Beaux Atkins picked up a guitar and began playing for friends a few short years ago. With a big soulful southern voice and an equally big charismatic personality, he has worked hard at winning fans until he now is able to earn his living playing music and singing across the Deep South. He has shared the stage with the likes of Blackberry Smoke, The Benjy Davis Project, Frank Foster, Cody Canada and the Departed, The Eli Young Band, Corey Smith, and more. The natural progression to accompany this gigging success was to make an album that showcases the talent and hard work he lays out to his fans every night.

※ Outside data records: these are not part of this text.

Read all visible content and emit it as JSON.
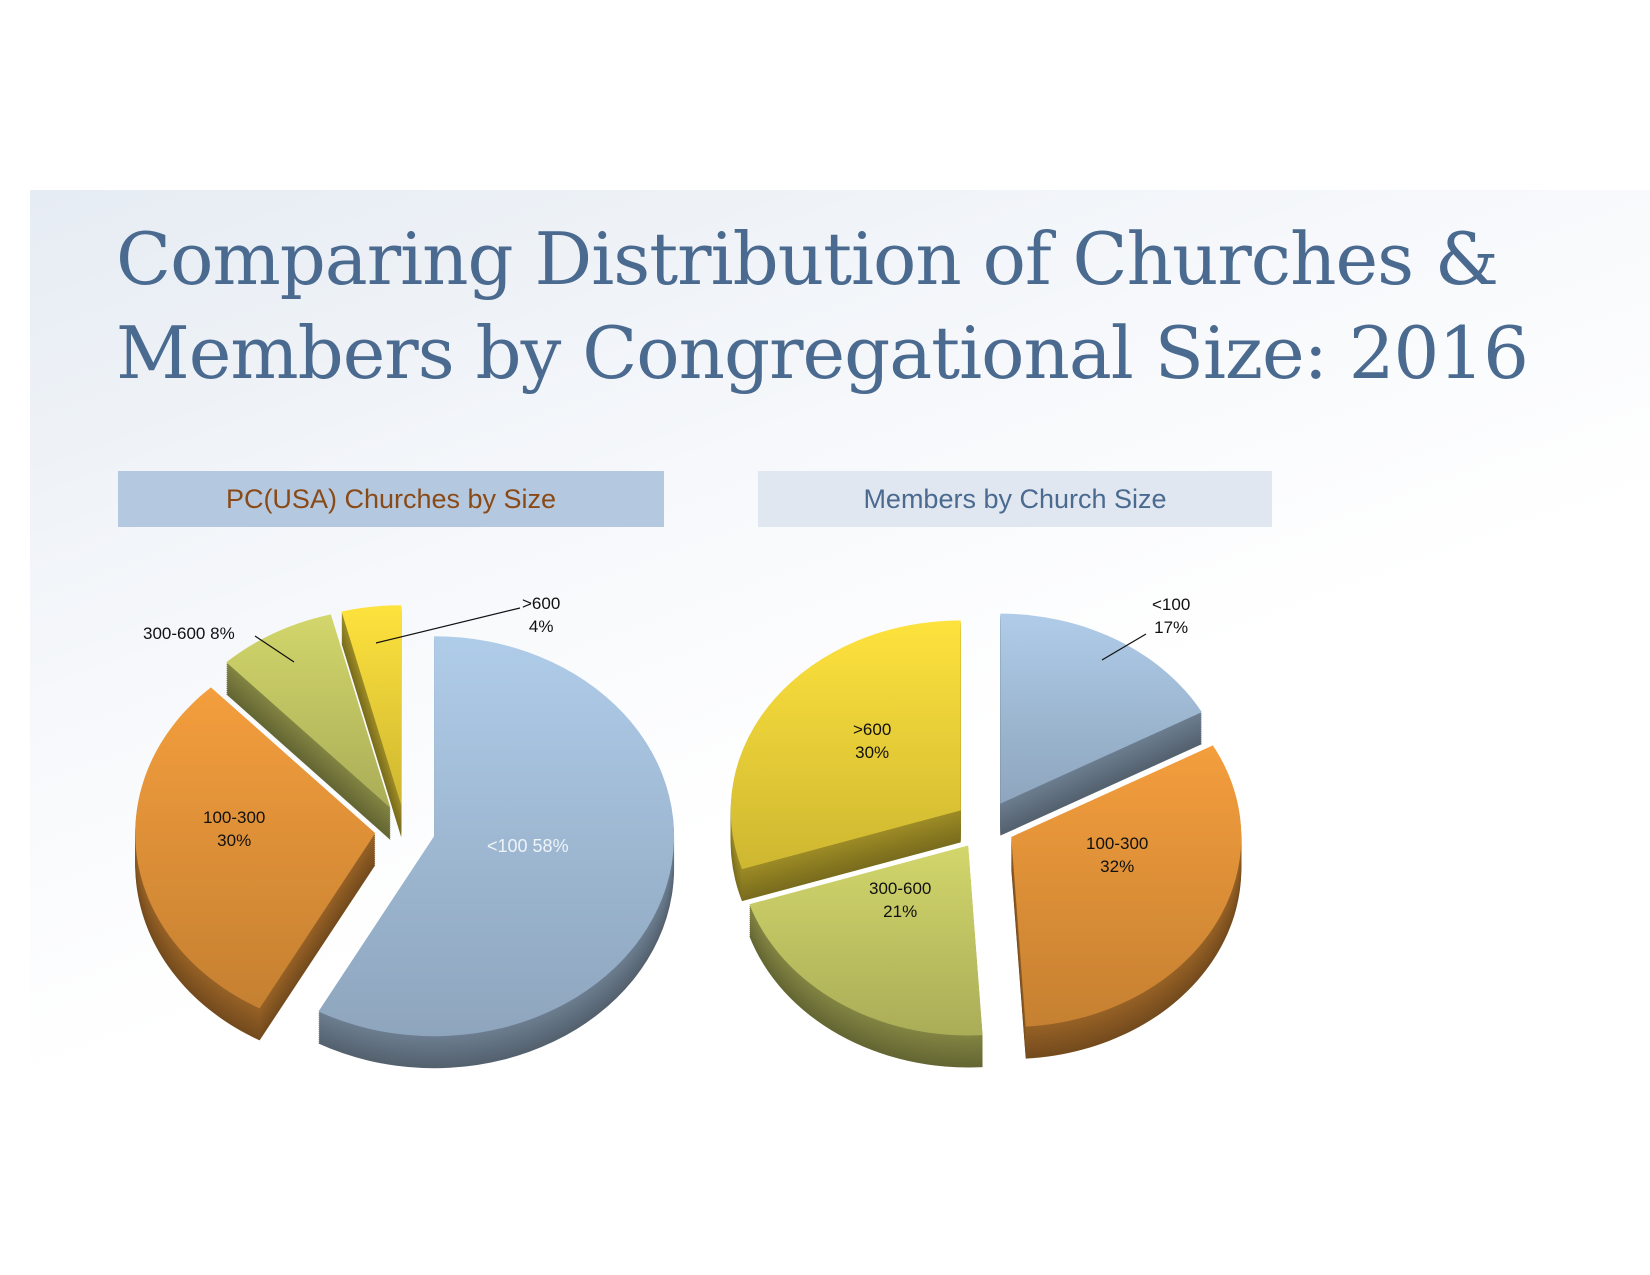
{
  "title": "Comparing Distribution of Churches & Members by Congregational Size: 2016",
  "colors": {
    "<100": "#a7c2de",
    "100-300": "#e8963a",
    "300-600": "#c8cc66",
    ">600": "#f2d73a"
  },
  "chart_data": [
    {
      "type": "pie",
      "title": "PC(USA) Churches by Size",
      "style": "3d-exploded",
      "slices": [
        {
          "label": "<100",
          "value": 58
        },
        {
          "label": "100-300",
          "value": 30
        },
        {
          "label": "300-600",
          "value": 8
        },
        {
          "label": ">600",
          "value": 4
        }
      ],
      "data_labels": [
        "<100 58%",
        "100-300",
        "30%",
        "300-600 8%",
        ">600",
        "4%"
      ]
    },
    {
      "type": "pie",
      "title": "Members by Church Size",
      "style": "3d-exploded",
      "slices": [
        {
          "label": "<100",
          "value": 17
        },
        {
          "label": "100-300",
          "value": 32
        },
        {
          "label": "300-600",
          "value": 21
        },
        {
          "label": ">600",
          "value": 30
        }
      ],
      "data_labels": [
        "<100",
        "17%",
        "100-300",
        "32%",
        "300-600",
        "21%",
        ">600",
        "30%"
      ]
    }
  ]
}
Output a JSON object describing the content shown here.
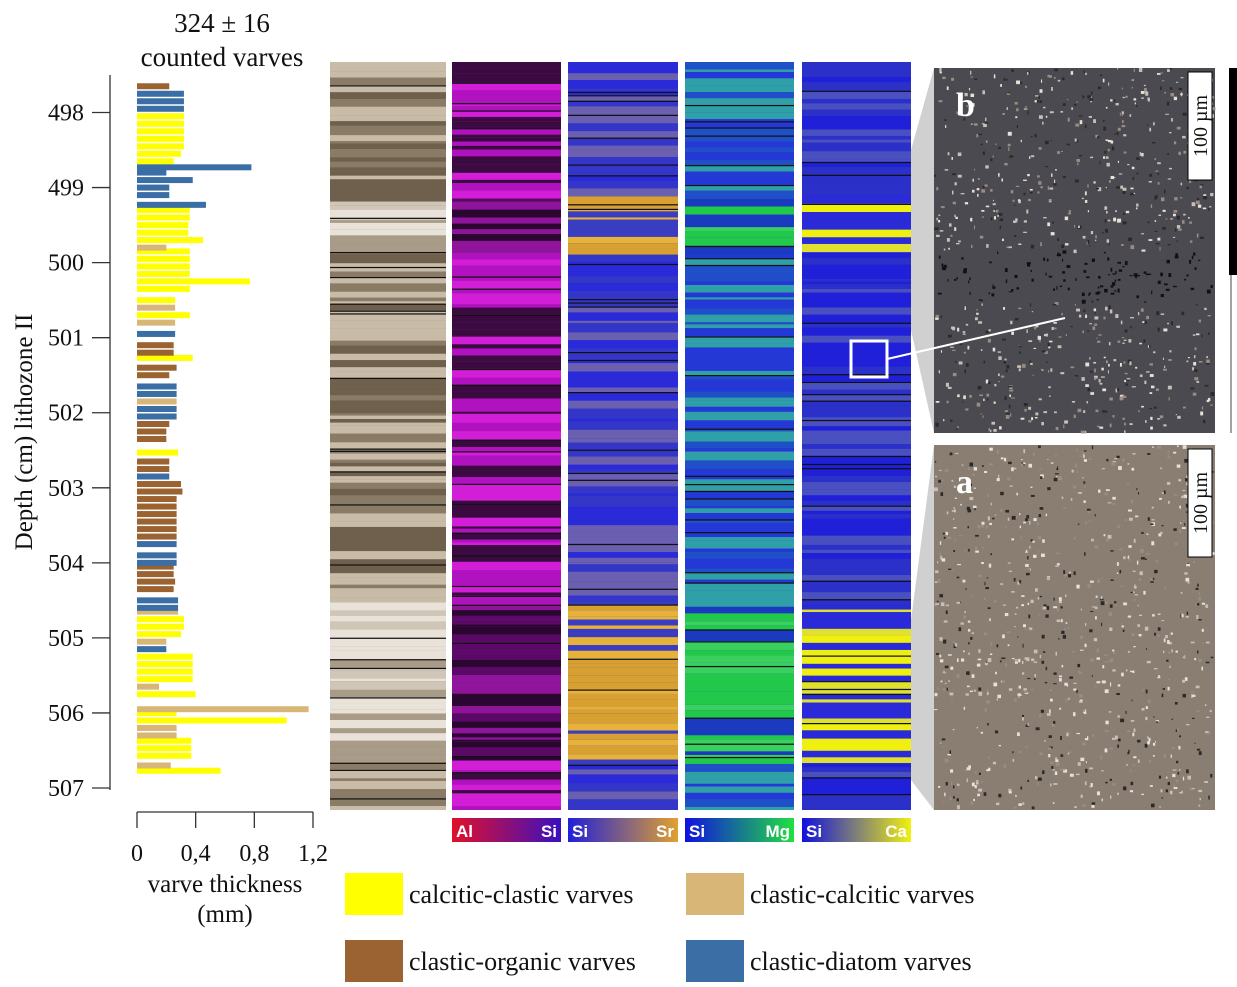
{
  "chart_data": {
    "type": "hbar",
    "title": [
      "324 ± 16",
      "counted varves"
    ],
    "y_label": "Depth (cm) lithozone II",
    "x_label": [
      "varve thickness",
      "(mm)"
    ],
    "xlim": [
      0,
      1.2
    ],
    "xticks": [
      0,
      {
        "value": 0.4,
        "label": "0,4"
      },
      {
        "value": 0.8,
        "label": "0,8"
      },
      {
        "value": 1.2,
        "label": "1,2"
      }
    ],
    "ylim": [
      497.5,
      507
    ],
    "yticks": [
      498,
      499,
      500,
      501,
      502,
      503,
      504,
      505,
      506,
      507
    ],
    "series": [
      {
        "name": "calcitic-clastic varves",
        "color": "#ffff00",
        "y": [
          498.05,
          498.15,
          498.25,
          498.35,
          498.45,
          498.55,
          498.65,
          499.3,
          499.4,
          499.5,
          499.6,
          499.7,
          499.85,
          499.95,
          500.05,
          500.15,
          500.25,
          500.35,
          500.5,
          500.7,
          501.27,
          502.53,
          504.75,
          504.85,
          504.95,
          505.25,
          505.35,
          505.45,
          505.55,
          505.75,
          506.0,
          506.1,
          506.37,
          506.47,
          506.57,
          506.77
        ],
        "values": [
          0.32,
          0.32,
          0.32,
          0.32,
          0.32,
          0.3,
          0.25,
          0.36,
          0.36,
          0.35,
          0.35,
          0.45,
          0.36,
          0.36,
          0.36,
          0.36,
          0.77,
          0.36,
          0.26,
          0.36,
          0.38,
          0.28,
          0.32,
          0.32,
          0.3,
          0.38,
          0.38,
          0.38,
          0.38,
          0.4,
          0.27,
          1.02,
          0.37,
          0.37,
          0.37,
          0.57
        ]
      },
      {
        "name": "clastic-calcitic varves",
        "color": "#d8b677",
        "y": [
          499.8,
          500.6,
          500.8,
          501.85,
          504.65,
          505.05,
          505.65,
          505.95,
          506.2,
          506.3,
          506.7
        ],
        "values": [
          0.2,
          0.26,
          0.26,
          0.27,
          0.28,
          0.2,
          0.15,
          1.17,
          0.27,
          0.27,
          0.23
        ]
      },
      {
        "name": "clastic-organic varves",
        "color": "#9b6332",
        "y": [
          497.65,
          501.1,
          501.2,
          501.4,
          501.5,
          502.15,
          502.25,
          502.35,
          502.65,
          502.75,
          502.95,
          503.05,
          503.15,
          503.25,
          503.35,
          503.45,
          503.55,
          503.65,
          504.05,
          504.15,
          504.25,
          504.35
        ],
        "values": [
          0.22,
          0.25,
          0.25,
          0.27,
          0.22,
          0.22,
          0.2,
          0.2,
          0.22,
          0.22,
          0.3,
          0.31,
          0.27,
          0.27,
          0.27,
          0.27,
          0.27,
          0.27,
          0.25,
          0.25,
          0.26,
          0.25
        ]
      },
      {
        "name": "clastic-diatom varves",
        "color": "#3a6ea5",
        "y": [
          497.75,
          497.85,
          497.95,
          498.73,
          498.8,
          498.9,
          499.0,
          499.1,
          499.23,
          500.95,
          501.65,
          501.75,
          501.95,
          502.05,
          502.85,
          503.75,
          503.9,
          504.0,
          504.5,
          504.6,
          505.15
        ],
        "values": [
          0.32,
          0.32,
          0.32,
          0.78,
          0.2,
          0.38,
          0.22,
          0.22,
          0.47,
          0.26,
          0.27,
          0.27,
          0.27,
          0.27,
          0.22,
          0.27,
          0.27,
          0.27,
          0.28,
          0.28,
          0.2
        ]
      }
    ]
  },
  "maps": [
    {
      "left": "Al",
      "right": "Si"
    },
    {
      "left": "Si",
      "right": "Sr"
    },
    {
      "left": "Si",
      "right": "Mg"
    },
    {
      "left": "Si",
      "right": "Ca"
    }
  ],
  "micrographs": [
    {
      "label": "b",
      "scale": "100 µm"
    },
    {
      "label": "a",
      "scale": "100 µm"
    }
  ]
}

In August 2015, Beaux turned to Louisiana singer/songwriter/producer Monty Russell to help him make that album at Studio on the Ridge in Peagram TN, just west of Nashville, a funky little studio affectionately nicknamed “hippie holler.” Russell enlisted James Cook (Luke Bryan, The Levees) to engineer, mix, and play bass alongside some of Nashville’s finest picker: Derek Mixon on Drums (Chris Stapleton, The Levees, Sam Lewis, Kenny Vaughn), Ed Smoak on guitars (Eric Church, Angelina Presley), Kevin Adams on Keys (Joe Diffie, Patty Loveless), and bluesman David Paul “P Mo” Moore (Blues Old Stand) on harmonica.
On vocals he is joined by gospel greats The McCrary Sisters on the title track, and by Indie singer-songwriter Bethany Raybourn, Shreveport media and vocal star Linnea Fayard Allen, and Cook and Russell.
With contributions from Louisiana songwriters Russell, Cook, Chris Canterbury, Wade Reeves, General Keith Patterson, Adam J. Jones, Derek Mixon, and Moore supplementing his writing talents, Atkins lays out Southern Rock anthems and soulful blues that detail the hard road a musician chooses to travel and the people he meets along the way, croons soulful songs about love lost and soulmates gained, and sings and shouts praises of sin and redemption.
Shout Hallelujah, the title track, is one such rousing honky tonk gospel track, laying out the sins of riverboat gamblers, honky tonk drifters, and out of control train engineers who find Jesus in the nick of time. Beau Atkins says the title takes special meaning because for him the album comes in the nick of time to help him move even further on his musical journey, and for that he shouts “hallelujah.”